The poll showed that 48% of voters said they thought the vice presidential debate would do a better job addressing the issues than the first presidential debate, during which Trump dominated the microphones and Biden frequently yelled back. A small minority, 12%, thought the vice presidential candidates would do worse, and 40% said they thought Harris and Pence would do about the same job.

Wednesday night’s debate, the first time Pence and Harris will face off in person since the campaign began, will feature the two separated by a large plexiglass barrier. The new precautions are the latest consequence of Trump’s recent COVID-19 diagnosis. The debate commission also mandated that the two sit 13 feet apart rather than the typical 7 feet.

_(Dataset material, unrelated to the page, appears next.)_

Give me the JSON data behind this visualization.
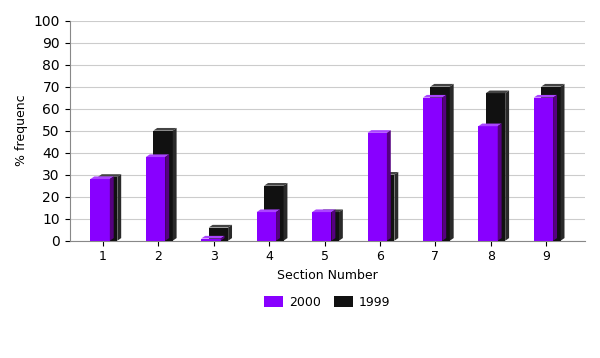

With Trump currently recovering from COVID-19 and Biden still not committing to serving two terms as president, the duties of the vice president have arguably never been more important in modern political history.

And voters seem to agree with that assessment and think the vice presidential candidates this time around will play an important role in crafting policy over the next four years. The Harris Poll reported that 83% said the role of the vice president is “important,” 88% said the country needs a vice president, and 68% said the vice president has an influence on decisions made in the United States.

Among past vice presidents, more adults said Biden was the most important than any other in the past 10 administrations, with 36% of respondents saying he was “the most influential during their time as vice president.” Only 34% answered George H.W. Bush, and 26% said Pence. Another 16% said they “do not believe any of the last 10 vice presidents were among the most influential during their time,” and Walter Mondale, Spiro Agnew, and Dan Quayle were considered the least influential, all receiving 7% support from respondents.